Marking not only the centenary of the Great War, but acknowledging that conflict – be it global, civil or religious war – has been a constant for the last century, Neil Astley’s major new Bloodaxe anthology takes us from the trenches to post-millennial terrorism.
As a discourse on both people’s inhumanity and the struggle to retain humanity in terrifying and desperate circumstances, The Hundred Years’ War is best read in sequence – though at nearly 600 pages this presents a daunting challenge. Daunting, but rewarding.

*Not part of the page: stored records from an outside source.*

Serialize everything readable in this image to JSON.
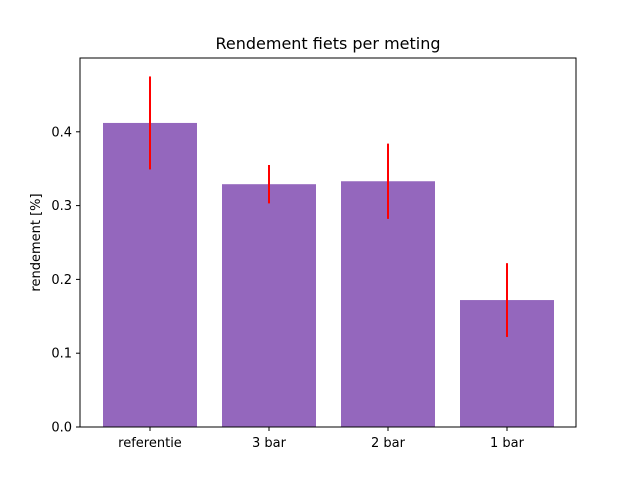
{
  "chart_data": {
    "type": "bar",
    "title": "Rendement fiets per meting",
    "xlabel": "",
    "ylabel": "rendement [%]",
    "categories": [
      "referentie",
      "3 bar",
      "2 bar",
      "1 bar"
    ],
    "values": [
      0.412,
      0.329,
      0.333,
      0.172
    ],
    "errors": [
      0.063,
      0.026,
      0.051,
      0.05
    ],
    "ylim": [
      0,
      0.5
    ],
    "yticks": [
      0.0,
      0.1,
      0.2,
      0.3,
      0.4
    ],
    "ytick_labels": [
      "0.0",
      "0.1",
      "0.2",
      "0.3",
      "0.4"
    ],
    "grid": false,
    "bar_color": "#9467bd",
    "error_color": "#ff0000"
  }
}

Opening with a 100-page selection from the Great War that eclipses the recent Faber 1914: Poetry Remembers anthology, the expected works by Owen, Sassoon and Rosenberg are supplemented with French, Italian, German and Russian perspectives: poems by Albert-Paul Granier, Giuseppe Ungaretti, Wilhelm Klemm and Aleksandr Blok are hugely powerful and will deservedly find a larger readership. In particular, the twelve no-punches-pulled lines of Klemm’s ‘Clearing-Station’ are an unflinching distillation of his subject.
Poems on Ireland and the Spanish Civil War (Machado’s ‘The Crime was in Granada’, a threnody to the murdered Lorca, is a poignant inclusion) take us up to World War Two. Of the English poems in this section, the weary pragmatism of Keith Douglas and the brutal directness of Randall Jarrell are startlingly distinct voices. Pieces by Brecht, Akhmatova, Zbigniew Herbert and Miklós Radnóti widen the demographic and deliver unforgettable images and eye-witness accounts.
World War Two accounts for almost a quarter of the book. Smaller sections follow on the Korean War (William Childress, Keith Wilson and Thomas McGrath provide American viewpoints, but the weight of this section is borne by Ko Un) and the Cold War.
Vietnam, The Troubles, and the continuing Israel/Palestine/Lebanon situation offer a broader spectrum of work. The excerpts from Mahmoud Darwish’s ‘A State of Siege’, a piece written more than a decade ago, could have been shaped from this week’s news coverage. Naomi Shihab Nye’s ‘For Mohammed Zeid of Gaza, Age 15′, in which she rails against the throwaway term “stray bullet” sets up a forceful precedent for Brian Turner’s ‘Here, Bullet’ later in the anthology. Turner, of course, writes from the perspective of a US soldier serving in Iraq. Ditto Kevin Powers. Their pieces dominate the Iraq Wars section, although Iraqi poet Saadi Youssef is well represented. Still, the book isn’t about us-and-them dynamics and Astley keeps what Owen called “the pity of war” foremost in mind for the majority of his selections.
The Hundred Years’ War is balanced, sober and reflective. Astley provides a general introduction as well as introductions to each section. Annotations on the poets’ lives and personal experiences of war are informative and unobtrusive. This could easily become the keystone war poetry anthology for this generation.